"Cé hé sin" (michael-m-mouse)
09/21/2015 at 18:45 • Filed to: Heinkel, He 219, Planelopnik | 4 | 2 |
We’ve seen a terrestrial 219 from a German maker so let’s meet an aeronautical one.
Have a Heinkel He 219. Intended as a night fighter, the 219 had a rather troublesome development and like much of Germany’s military hardware arrived too late and in too few a number to have much operational impact. It first flew in combat in 1943 and was quite a capable plane, being the only prop driven plane capable of taking on the Mosquito. It was powered by a pair of Mercedes V12 engines of 44.5 litres and about 2,000 bhp which had the unusual feature of being fitted upside down with the crankshaft on top.
Unusually for a German plane of the time the 219 had tricycle undercarriage and unusually for any plane of the era it had two ejection seats.
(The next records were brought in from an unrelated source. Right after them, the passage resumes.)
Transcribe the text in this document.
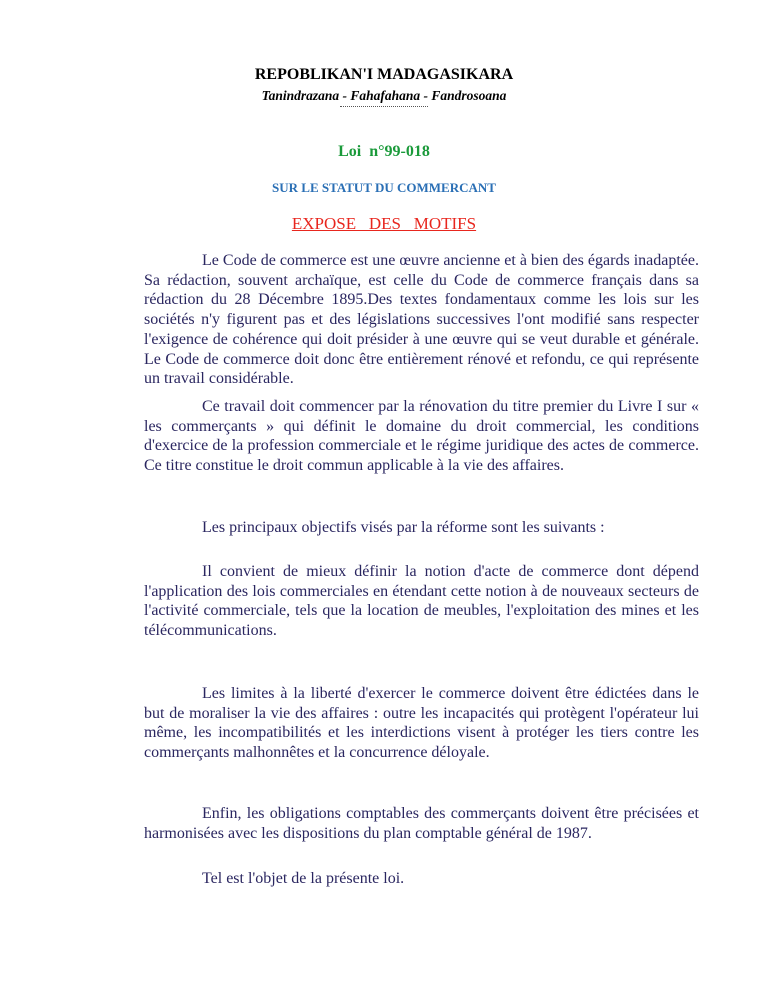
REPOBLIKAN'I MADAGASIKARA
Tanindrazana - Fahafahana - Fandrosoana
Loi  n°99-018
SUR LE STATUT DU COMMERCANT
EXPOSE   DES   MOTIFS

Le Code de commerce est une œuvre ancienne et à bien des égards inadaptée. Sa rédaction, souvent archaïque, est celle du Code de commerce français dans sa rédaction du 28 Décembre 1895.Des textes fondamentaux comme les lois sur les sociétés n'y figurent pas et des législations successives l'ont modifié sans respecter l'exigence de cohérence qui doit présider à une œuvre qui se veut durable et générale. Le Code de commerce doit donc être entièrement rénové et refondu, ce qui représente un travail considérable.

Ce travail doit commencer par la rénovation du titre premier du Livre I sur « les commerçants » qui définit le domaine du droit commercial, les conditions d'exercice de la profession commerciale et le régime juridique des actes de commerce. Ce titre constitue le droit commun applicable à la vie des affaires.

Les principaux objectifs visés par la réforme sont les suivants :

Il convient de mieux définir la notion d'acte de commerce dont dépend l'application des lois commerciales en étendant cette notion à de nouveaux secteurs de l'activité commerciale, tels que la location de meubles, l'exploitation des mines et les télécommunications.

Les limites à la liberté d'exercer le commerce doivent être édictées dans le but de moraliser la vie des affaires : outre les incapacités qui protègent l'opérateur lui même, les incompatibilités et les interdictions visent à protéger les tiers contre les commerçants malhonnêtes et la concurrence déloyale.

Enfin, les obligations comptables des commerçants doivent être précisées et harmonisées avec les dispositions du plan comptable général de 1987.

Tel est l'objet de la présente loi.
Note the radar aerials on the nose
There were plans to make upgraded models with Junkers Jumo multibank engines (six banks of four cylinders each so they looked something like an asterisk from the front) but these never made production.
A 219 survives in a museum in the US having been taken there after the war while a second has been fished up in pieces off Denmark and will eventually be put on display. At least some of the parts are reasonably well preserved such as this wing section (it’s the outboard section and you can relate it to the main picture by the two rectangular ports on the leading edge)
After the war Heinkel were banned from building planes until the mid 1950s so instead made bubble cars and scooters. On getting permission to return to the air they built the F 104 under licence for the Luftwaffe, were taken over by VFW and then MBB before eventually winding up as part of EADS who then became Airbus.
coelacanthist
> Cé hé sin
09/21/2015 at 18:54 | 0 |
Very interesting, especially the bit about the “asterisk” engines. Kind of looks like the gran-daddy of the ov-10.
ttyymmnn
> Cé hé sin
09/21/2015 at 18:58 | 0 |
The Germans sure loved their inverted vees.